On our last night, we returned to our AirBnb to grab our bags before heading back into city center for a guided Edinburgh Vaults ghost tour. We were already running a bit late and realized we had missed the bus that would have given us a bit more wiggle room for the 6pm tour. I checked to see when the next bus was coming and began frantically doing the mental math: wait time for the bus + time on the bus + walking distance from the bus stop to our destination. I expressed with concern and some mild panic that we were going to be late (the tour cost €17 and I didn’t want to miss its departure!). Luckily, my maps app had only showed one bus option and another arrived earlier than expected, but I could tell my Irish friends were a bit perplexed and put off by my (unnecessary) alarm. We caught the bus, walked fast, made it to the tour spot at 6:01pm, and enjoyed the next 75 minutes spent underground (for those interested: the ghost portion was extremely cheesy, but it was still cool to see the remains of the old city).

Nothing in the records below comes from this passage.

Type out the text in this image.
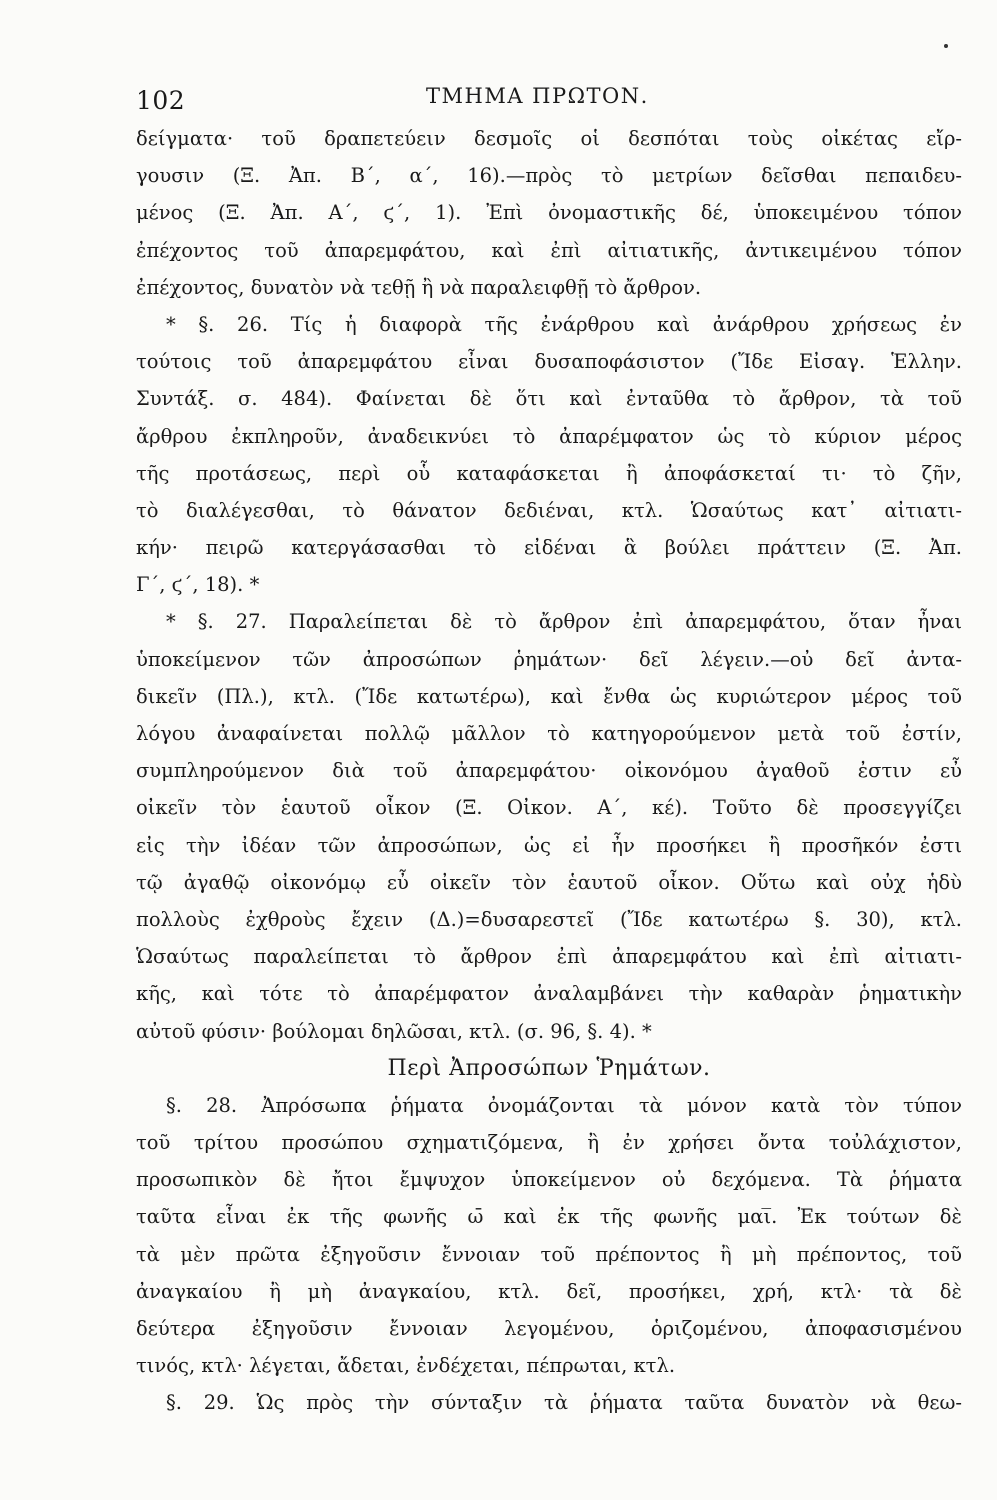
102	ΤΜΗΜΑ ΠΡΩΤΟΝ.
δείγματα· τοῦ δραπετεύειν δεσμοῖς οἱ δεσπόται τοὺς οἰκέτας εἴρ-
γουσιν (Ξ. Ἀπ. Β΄, α΄, 16).—πρὸς τὸ μετρίων δεῖσθαι πεπαιδευ-
μένος (Ξ. Ἀπ. Α΄, ϛ΄, 1). Ἐπὶ ὀνομαστικῆς δέ, ὑποκειμένου τόπον
ἐπέχοντος τοῦ ἀπαρεμφάτου, καὶ ἐπὶ αἰτιατικῆς, ἀντικειμένου τόπον
ἐπέχοντος, δυνατὸν νὰ τεθῇ ἢ νὰ παραλειφθῇ τὸ ἄρθρον.
* §. 26. Τίς ἡ διαφορὰ τῆς ἐνάρθρου καὶ ἀνάρθρου χρήσεως ἐν
τούτοις τοῦ ἀπαρεμφάτου εἶναι δυσαποφάσιστον (Ἴδε Εἰσαγ. Ἑλλην.
Συντάξ. σ. 484). Φαίνεται δὲ ὅτι καὶ ἐνταῦθα τὸ ἄρθρον, τὰ τοῦ
ἄρθρου ἐκπληροῦν, ἀναδεικνύει τὸ ἀπαρέμφατον ὡς τὸ κύριον μέρος
τῆς προτάσεως, περὶ οὗ καταφάσκεται ἢ ἀποφάσκεταί τι· τὸ ζῆν,
τὸ διαλέγεσθαι, τὸ θάνατον δεδιέναι, κτλ. Ὡσαύτως κατ᾽ αἰτιατι-
κήν· πειρῶ κατεργάσασθαι τὸ εἰδέναι ἃ βούλει πράττειν (Ξ. Ἀπ.
Γ΄, ϛ΄, 18). *
* §. 27. Παραλείπεται δὲ τὸ ἄρθρον ἐπὶ ἀπαρεμφάτου, ὅταν ἦναι
ὑποκείμενον τῶν ἀπροσώπων ῥημάτων· δεῖ λέγειν.—οὐ δεῖ ἀντα-
δικεῖν (Πλ.), κτλ. (Ἴδε κατωτέρω), καὶ ἔνθα ὡς κυριώτερον μέρος τοῦ
λόγου ἀναφαίνεται πολλῷ μᾶλλον τὸ κατηγορούμενον μετὰ τοῦ ἐστίν,
συμπληρούμενον διὰ τοῦ ἀπαρεμφάτου· οἰκονόμου ἀγαθοῦ ἐστιν εὖ
οἰκεῖν τὸν ἑαυτοῦ οἶκον (Ξ. Οἰκον. Α΄, κέ). Τοῦτο δὲ προσεγγίζει
εἰς τὴν ἰδέαν τῶν ἀπροσώπων, ὡς εἰ ἦν προσήκει ἢ προσῆκόν ἐστι
τῷ ἀγαθῷ οἰκονόμῳ εὖ οἰκεῖν τὸν ἑαυτοῦ οἶκον. Οὕτω καὶ οὐχ ἡδὺ
πολλοὺς ἐχθροὺς ἔχειν (Δ.)=δυσαρεστεῖ (Ἴδε κατωτέρω §. 30), κτλ.
Ὡσαύτως παραλείπεται τὸ ἄρθρον ἐπὶ ἀπαρεμφάτου καὶ ἐπὶ αἰτιατι-
κῆς, καὶ τότε τὸ ἀπαρέμφατον ἀναλαμβάνει τὴν καθαρὰν ῥηματικὴν
αὐτοῦ φύσιν· βούλομαι δηλῶσαι, κτλ. (σ. 96, §. 4). *
Περὶ Ἀπροσώπων Ῥημάτων.
§. 28. Ἀπρόσωπα ῥήματα ὀνομάζονται τὰ μόνον κατὰ τὸν τύπον
τοῦ τρίτου προσώπου σχηματιζόμενα, ἢ ἐν χρήσει ὄντα τοὐλάχιστον,
προσωπικὸν δὲ ἤτοι ἔμψυχον ὑποκείμενον οὐ δεχόμενα. Τὰ ῥήματα
ταῦτα εἶναι ἐκ τῆς φωνῆς ω̄ καὶ ἐκ τῆς φωνῆς μαι̅. Ἐκ τούτων δὲ
τὰ μὲν πρῶτα ἐξηγοῦσιν ἔννοιαν τοῦ πρέποντος ἢ μὴ πρέποντος, τοῦ
ἀναγκαίου ἢ μὴ ἀναγκαίου, κτλ. δεῖ, προσήκει, χρή, κτλ· τὰ δὲ
δεύτερα ἐξηγοῦσιν ἔννοιαν λεγομένου, ὁριζομένου, ἀποφασισμένου
τινός, κτλ· λέγεται, ἄδεται, ἐνδέχεται, πέπρωται, κτλ.
§. 29. Ὡς πρὸς τὴν σύνταξιν τὰ ῥήματα ταῦτα δυνατὸν νὰ θεω-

Despite my effort to, for lack of a more formal phrase, chill out about things like this during my Mitchell year, I clearly have some work to do. While my limited experience is far from a robust or representative sample, the Irish seem to rarely get worked up over things like this. I’m not sure if this is due to a trust in things working out or an understanding that it will be okay even if they don’t—or perhaps a bit of both—but the experience served as a good reminder to try and adopt the same mindset for the next several months, and hopefully in the time after I leave this island as well.